For the treatment of anemia in patients with hepatitis C virus infection that are being treated with the combination of ribivirin and interferon alpha or ribivirin and peginterferon alfa, the following information must be included in the patient’s record:
  • Documentation of which ribivirin combination (interferon alpha or peginterferon alfa) therapy patient is receiving and duration.
  • Weekly Hematocrit levels and the patient’s response to EPO and continued therapy.
  • Patient’s dosage and route of administration.
Drug Wastage Documentation Requirements
Any amount wasted must be clearly documented in the medical record, regardless of whether the JW modifier will be used in billing for the drug/biological, with:
  • Date and time.
  • Amount of medication wasted.
  • Reason for the wastage.
Appendices
N/A
Utilization Guidelines
Medicare considers dosages exceeding 400,000 units per month for EPO or 1,200 mcg per month for DPO to be clinically unlikely and never reasonable and necessary.
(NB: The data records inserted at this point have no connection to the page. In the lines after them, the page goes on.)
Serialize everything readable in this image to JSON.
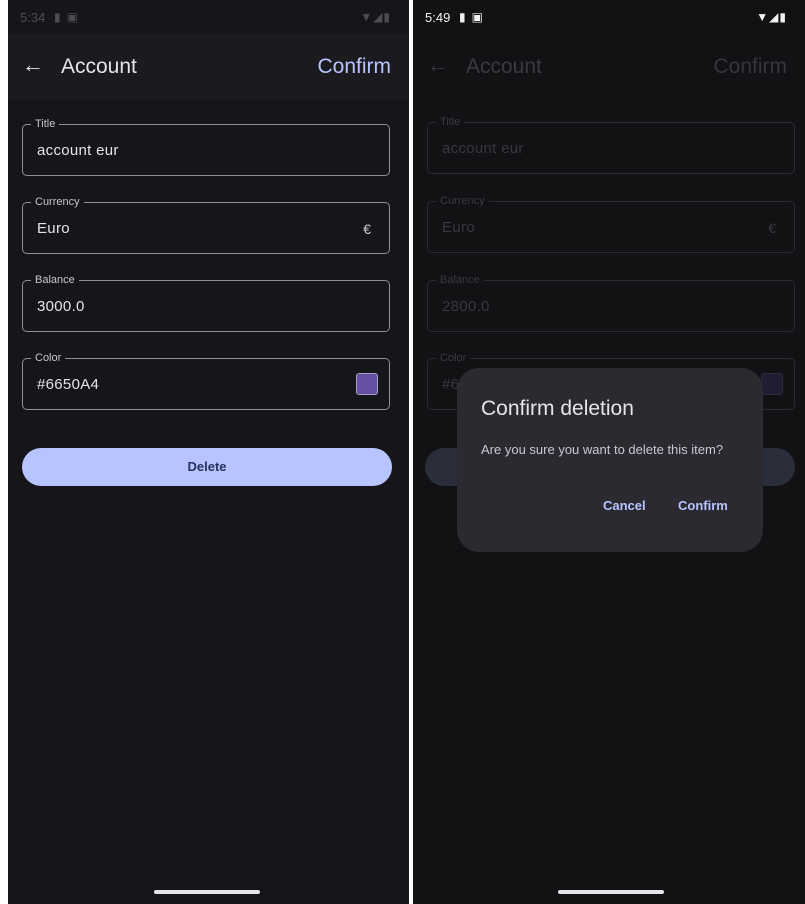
{
  "left_screen": {
    "status": {
      "time": "5:34"
    },
    "appbar": {
      "title": "Account",
      "action": "Confirm"
    },
    "fields": [
      {
        "label": "Title",
        "value": "account eur"
      },
      {
        "label": "Currency",
        "value": "Euro",
        "trailing": "€"
      },
      {
        "label": "Balance",
        "value": "3000.0"
      },
      {
        "label": "Color",
        "value": "#6650A4"
      }
    ],
    "delete_label": "Delete"
  },
  "right_screen": {
    "status": {
      "time": "5:49"
    },
    "appbar": {
      "title": "Account",
      "action": "Confirm"
    },
    "fields": [
      {
        "label": "Title",
        "value": "account eur"
      },
      {
        "label": "Currency",
        "value": "Euro",
        "trailing": "€"
      },
      {
        "label": "Balance",
        "value": "2800.0"
      },
      {
        "label": "Color",
        "value": "#6"
      }
    ],
    "dialog": {
      "title": "Confirm deletion",
      "message": "Are you sure you want to delete this item?",
      "cancel": "Cancel",
      "confirm": "Confirm"
    }
  },
  "colors": {
    "accent": "#B7C4FF",
    "account_color": "#6650A4",
    "background": "#16161A",
    "dialog_surface": "#2B2A30"
  },
  "icons": [
    "back-arrow-icon",
    "wifi-icon",
    "signal-icon",
    "battery-icon",
    "sim-icon",
    "notification-icon",
    "euro-icon"
  ]
}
If, after the first 12 weeks of EPO therapy, there is no improvement evidenced by a sustained increase in hemoglobin to a level 1-2 g/dl greater than the starting hemoglobin or a 50 percent decrease in the transfusion requirement over at least two months, then further treatment will not be covered. Additionally, Medicare will not cover ESA supplemental use for subsequent Hematocrit level greater than 36 percent.
Medicare will not cover ESA supplemental use for subsequent Hematocrit levels greater than 36 percent (with EC modifier).
Notice: This LCD imposes utilization guideline limitations. Despite Medicare’s allowing up to these maximums, each patient’s condition and response to treatment must medically warrant the number of services reported for payment. Medicare requires the medical necessity for each service reported to be clearly demonstrated in the patient’s medical record. Medicare expects that patients will not routinely require the maximum allowable number of services.